Staff are important to this retailer. And George Winlove has a very low “stock turn” when it comes to staff. In Waipukurau, the Power Board divested itself of appliance retail in 1999 and Winloves bought the stock. They also took on two staff members, one of whom was Jason Booth, who’s still there today, along with Mark Eagle and Jackie Maulder, who joined in 2000. As mentioned earlier, two of the Waipawa team have been with Winloves for 25+ years.
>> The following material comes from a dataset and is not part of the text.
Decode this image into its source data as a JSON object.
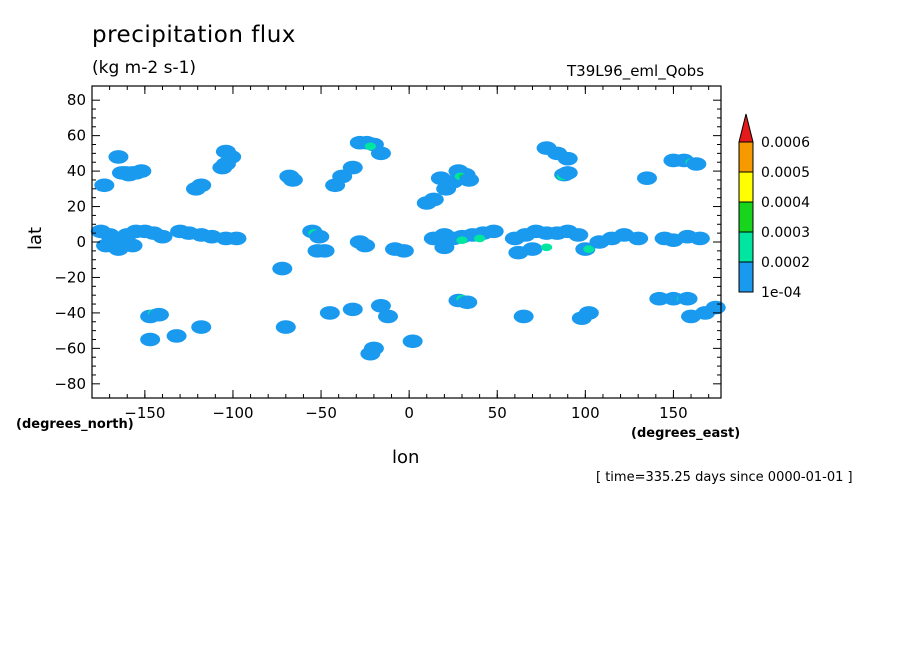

Over the years Winloves has seen buying/marketing groups come and go. Firstly there was ARS (Amalgamated Retailers Society) based in Palmerston North of which Harry was one of the founding members. This group folded and members were incorporated into RTS (Retail Trading Society) so Winloves operated as Winloves Appliance Court.
Then in 1993 RTS was granted the licence to operate the Retravision brand in New Zealand so the name changed to Winloves Retravision. Then in 1998 Retravision New Zealand was launched on the demise of RTS, with Rob Duckworth as Chairman and Leighton Cox as General Manager. Retravision was wound up at the end of the 2008 year and from 1 April 2009 both stores have traded as 100% Winloves.
As for the future, nothing is planned long term as yet but all involved at 100% Winloves are keenly looking forward to the 150th anniversary in just two years’ time. It will be a hot time in the old town when that comes around!